Attorneys and other professionals can benefit from Expired IP’s abandoned patent information in several ways. First, Expired IP is an inexpensive back-stop for patents under their care which unintentionally might have been abandoned. Second, Expired IP presents attorneys and other professionals with marketing opportunities to prospective clients, such as those at risk of losing valuable patent rights. Third, Expired IP’s newsletter can alert attorneys and other professionals to just expired patents on products that continue to be sold in the marketplace, still bearing the expired patent number, thereby avoiding litigation liability.

How can I profit from information about abandoned trademarks?
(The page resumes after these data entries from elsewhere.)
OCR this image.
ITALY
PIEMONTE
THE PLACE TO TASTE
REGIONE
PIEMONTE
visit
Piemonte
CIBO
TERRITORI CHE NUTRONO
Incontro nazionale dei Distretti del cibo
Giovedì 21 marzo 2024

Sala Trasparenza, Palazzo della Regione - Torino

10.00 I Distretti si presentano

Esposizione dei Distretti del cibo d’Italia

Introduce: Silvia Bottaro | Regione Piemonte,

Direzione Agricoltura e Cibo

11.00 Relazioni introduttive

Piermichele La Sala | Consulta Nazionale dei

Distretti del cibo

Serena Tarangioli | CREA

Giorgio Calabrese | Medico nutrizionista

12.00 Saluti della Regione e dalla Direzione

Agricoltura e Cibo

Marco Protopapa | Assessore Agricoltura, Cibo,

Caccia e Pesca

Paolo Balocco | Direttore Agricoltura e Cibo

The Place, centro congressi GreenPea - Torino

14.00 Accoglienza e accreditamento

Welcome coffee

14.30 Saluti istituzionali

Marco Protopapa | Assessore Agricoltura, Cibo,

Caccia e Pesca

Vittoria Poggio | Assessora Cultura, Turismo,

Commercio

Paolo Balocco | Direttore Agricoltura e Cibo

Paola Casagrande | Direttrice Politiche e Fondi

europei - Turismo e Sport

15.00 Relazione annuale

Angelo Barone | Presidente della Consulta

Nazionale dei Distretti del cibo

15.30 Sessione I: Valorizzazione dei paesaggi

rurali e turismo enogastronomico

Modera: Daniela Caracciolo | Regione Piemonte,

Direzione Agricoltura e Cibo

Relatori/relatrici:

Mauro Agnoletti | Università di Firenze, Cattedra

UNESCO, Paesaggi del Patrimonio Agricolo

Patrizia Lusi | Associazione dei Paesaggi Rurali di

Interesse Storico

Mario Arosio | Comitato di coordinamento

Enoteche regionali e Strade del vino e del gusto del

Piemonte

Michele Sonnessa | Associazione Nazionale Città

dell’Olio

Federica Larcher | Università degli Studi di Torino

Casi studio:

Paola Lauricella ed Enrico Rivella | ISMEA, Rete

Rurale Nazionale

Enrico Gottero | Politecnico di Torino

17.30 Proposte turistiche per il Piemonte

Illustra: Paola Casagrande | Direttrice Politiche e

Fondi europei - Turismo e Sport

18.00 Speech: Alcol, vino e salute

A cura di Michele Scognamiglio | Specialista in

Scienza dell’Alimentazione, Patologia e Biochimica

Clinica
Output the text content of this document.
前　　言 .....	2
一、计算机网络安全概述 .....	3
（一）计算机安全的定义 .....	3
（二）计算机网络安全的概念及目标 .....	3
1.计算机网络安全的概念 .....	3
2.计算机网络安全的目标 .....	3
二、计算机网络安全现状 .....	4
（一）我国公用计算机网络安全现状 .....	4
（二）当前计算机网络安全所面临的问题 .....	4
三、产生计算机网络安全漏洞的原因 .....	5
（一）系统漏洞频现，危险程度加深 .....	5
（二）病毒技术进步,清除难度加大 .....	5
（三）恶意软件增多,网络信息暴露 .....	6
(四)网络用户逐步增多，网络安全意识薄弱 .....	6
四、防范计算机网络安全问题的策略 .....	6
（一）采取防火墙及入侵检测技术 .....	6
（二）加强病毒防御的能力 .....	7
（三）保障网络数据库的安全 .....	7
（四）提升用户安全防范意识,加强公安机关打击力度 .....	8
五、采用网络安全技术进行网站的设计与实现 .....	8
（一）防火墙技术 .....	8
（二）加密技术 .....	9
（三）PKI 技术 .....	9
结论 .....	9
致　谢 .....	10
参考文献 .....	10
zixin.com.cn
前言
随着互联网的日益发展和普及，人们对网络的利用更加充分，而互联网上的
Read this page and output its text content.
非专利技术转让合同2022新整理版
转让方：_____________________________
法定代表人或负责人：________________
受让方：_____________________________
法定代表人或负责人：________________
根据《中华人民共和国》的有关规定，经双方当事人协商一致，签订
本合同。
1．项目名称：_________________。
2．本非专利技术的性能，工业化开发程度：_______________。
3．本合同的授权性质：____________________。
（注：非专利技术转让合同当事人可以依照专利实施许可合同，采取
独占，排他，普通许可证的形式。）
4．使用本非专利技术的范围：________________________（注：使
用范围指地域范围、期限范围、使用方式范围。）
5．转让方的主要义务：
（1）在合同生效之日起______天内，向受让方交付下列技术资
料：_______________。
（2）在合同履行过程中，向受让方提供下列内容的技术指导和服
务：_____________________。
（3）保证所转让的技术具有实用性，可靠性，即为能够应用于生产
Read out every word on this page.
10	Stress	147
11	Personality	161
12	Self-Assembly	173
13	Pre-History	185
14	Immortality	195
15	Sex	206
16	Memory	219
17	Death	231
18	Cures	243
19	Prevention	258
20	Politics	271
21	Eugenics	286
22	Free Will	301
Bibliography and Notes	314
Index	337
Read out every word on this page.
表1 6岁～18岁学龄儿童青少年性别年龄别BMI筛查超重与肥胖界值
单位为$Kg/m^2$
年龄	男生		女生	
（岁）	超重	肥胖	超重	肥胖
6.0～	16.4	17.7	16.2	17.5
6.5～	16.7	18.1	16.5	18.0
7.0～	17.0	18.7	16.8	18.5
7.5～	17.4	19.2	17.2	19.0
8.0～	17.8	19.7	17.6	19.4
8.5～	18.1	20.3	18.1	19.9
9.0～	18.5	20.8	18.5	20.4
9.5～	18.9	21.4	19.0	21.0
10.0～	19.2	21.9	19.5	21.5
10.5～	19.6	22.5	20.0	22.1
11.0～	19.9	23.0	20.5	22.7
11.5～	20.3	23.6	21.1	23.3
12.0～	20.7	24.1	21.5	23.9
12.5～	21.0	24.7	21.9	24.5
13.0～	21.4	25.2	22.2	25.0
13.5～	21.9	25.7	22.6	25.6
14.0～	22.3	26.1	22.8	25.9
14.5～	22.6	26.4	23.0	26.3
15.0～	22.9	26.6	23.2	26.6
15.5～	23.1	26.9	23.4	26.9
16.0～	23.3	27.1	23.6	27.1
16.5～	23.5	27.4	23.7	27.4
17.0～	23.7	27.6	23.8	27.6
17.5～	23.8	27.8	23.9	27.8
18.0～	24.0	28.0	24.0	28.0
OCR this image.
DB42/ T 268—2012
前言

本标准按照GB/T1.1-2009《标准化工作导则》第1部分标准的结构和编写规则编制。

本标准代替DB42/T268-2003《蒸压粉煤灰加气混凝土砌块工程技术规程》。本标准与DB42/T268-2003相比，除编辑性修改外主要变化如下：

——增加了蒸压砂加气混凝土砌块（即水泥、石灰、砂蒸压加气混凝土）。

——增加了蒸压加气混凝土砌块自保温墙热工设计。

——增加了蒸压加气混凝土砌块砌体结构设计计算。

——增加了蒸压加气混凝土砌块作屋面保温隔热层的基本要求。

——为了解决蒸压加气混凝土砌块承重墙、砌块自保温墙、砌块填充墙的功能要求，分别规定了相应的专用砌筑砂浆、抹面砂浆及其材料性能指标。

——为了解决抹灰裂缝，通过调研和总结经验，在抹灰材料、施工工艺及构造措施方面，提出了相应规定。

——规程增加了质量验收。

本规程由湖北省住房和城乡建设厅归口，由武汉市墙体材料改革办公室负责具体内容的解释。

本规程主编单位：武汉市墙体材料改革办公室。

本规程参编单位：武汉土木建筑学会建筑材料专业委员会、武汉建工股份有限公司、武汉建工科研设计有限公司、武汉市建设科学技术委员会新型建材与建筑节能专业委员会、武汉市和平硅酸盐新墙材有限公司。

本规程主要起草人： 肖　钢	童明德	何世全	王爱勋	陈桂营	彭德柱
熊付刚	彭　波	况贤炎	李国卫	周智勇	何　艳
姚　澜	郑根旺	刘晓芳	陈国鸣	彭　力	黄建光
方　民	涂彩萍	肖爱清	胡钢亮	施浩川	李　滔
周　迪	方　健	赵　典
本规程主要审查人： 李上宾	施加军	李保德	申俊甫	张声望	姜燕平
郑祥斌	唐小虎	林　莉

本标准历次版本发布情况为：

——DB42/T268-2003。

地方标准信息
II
Trademarks are abandoned for a number of reasons. Companies that own trademarks may go out of business, or no longer may use a particular trademark. In those cases, the abandoned trademark can be obtained and used in the same or similar classification of goods or services as the original owner used the trademark. Those marks often have established goodwill and name recognition. We’ve witnessed numerous examples of companies registering a formerly abandoned trademark for use on their own products to take advantage of the mark’s established goodwill and name recognition. Imagine the value of that opportunity to the new trademark owner!

Among other benefits, abandoned trademarks also can be a great source of ideas for names, logos or slogans that may be used in conjunction with other, non-trademarked goods or services.

Attorneys and other professionals will benefit from a daily review of the detailed listings of abandoned trademarks which are revealed in Expired IP’s daily newletter. That review provides a layer of malpractice protection to ensure that the portfolio of trademarks under an attorney’s care are not abandoned, allowing an attorney the opportunity to quickly reinstate the mark. Likewise, attorneys and other professionals interested in marketing to a prospective client would have no better reason to contact the client than to rescue the client’s abandoned mark. The possibilities are endless!

Why should I use Expired IP for information about abandoned trademarks, and about abandoned and expired patents?

Entrepreneurs and attorneys want to be alerted to existing, valuable, patented technologies that now are available for use because the patents have been abandoned or have expired. Likewise, entrepreneurs and attorneys want to be alerted to the availability of abandoned trademarks which may have established good will and name recognition.